Your ears “pop” when pressure on both sides of the eardrum is suddenly equalized.
The eardrum (tympanic membrane) translates sound waves into motion which is communicated by a chain of bones to the inner ear. For the eardrum to move properly, the pressure on both sides of the eardrum must be the same. The eardrum has two sides. The outer side of the eardrum is exposed to the ear canal and to the “outside.” This is where sound waves enter and where you put the Q-Tips that you shouldn’t. The other side of the eardrum, the middle ear, communicates via the Eustachian tube to the nasal cavity. The Eustachian tube is what keeps the pressure equal on both sides of the eardrum. Although it is called a tube, only part of the Eustachian tube has cartilage. The rest is like a floppy hollow noodle that might stay “closed” because of “stickiness” between the sides of the tube. When the tube is closed, it can not equalize the pressure in the middle ear. This causes the familiar mild ear discomfort during an airplane descent. You may have noticed that this discomfort can be much worse when you have a cold. This is because the inflammation from the viral infection makes the Eustachian tube more likely to be closed.
A commercial airplane flying at 36,000 feet has a cabin pressure of about 6,000 feet. When you descend, the cabin pressure in the aircraft is gradually lowered from 6,000 feet to the altitude of the runway, perhaps 1,000 feet. During this time, your outer ear directly experiences this change in pressure. However, the middle ear can only equalize if the Eustachian tube “communicates” the new pressure via the nasal cavity. You can help this pressure to equalize by moderately forceful attempted exhalation against a closed airway – pinching your nose and holding your mouth shut. When you “pop” your ears, you are actually forcing the Eustachian tube to open (the floppy noodle to expand) to equalize the pressure. In medical terms, popping your ears is called a “Valsalva Maneuver.”
The video below shows a Valsalva Maneuver being performed several times by a healthy individual. You can clearly see the movement of the eardrum when the Valsalva is performed. The movement of the eardrum is due to pressure being increased in the middle ear space via the Eustachian tube.

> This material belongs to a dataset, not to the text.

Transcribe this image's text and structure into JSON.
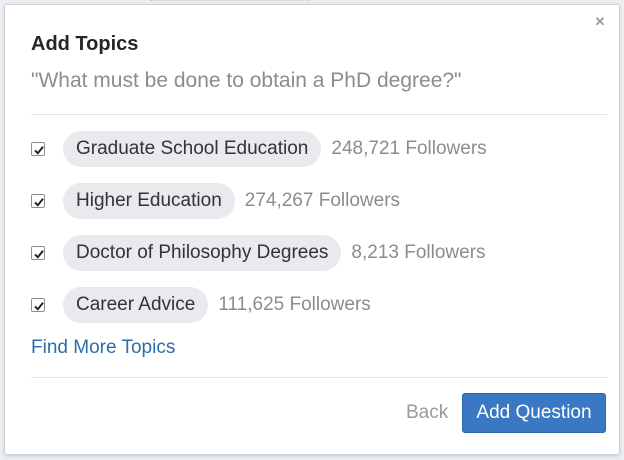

The Valsalva Maneuver might be considered to be the opposite of pneumatic otoscopy. In pneumatic otoscopy, a blast of air is directed at the outer ear to see if there is movement. Movement of the tympanic membrane during pneumatic otoscopy indicates a properly functioning system and likely no infection or perforation. In a cooperative patient, the Valsalva maneuver can be used as a proxy for pneumatic otoscopy.
Extra credit – is this the left ear or the right ear? Find out how to tell here. It’s the left ear.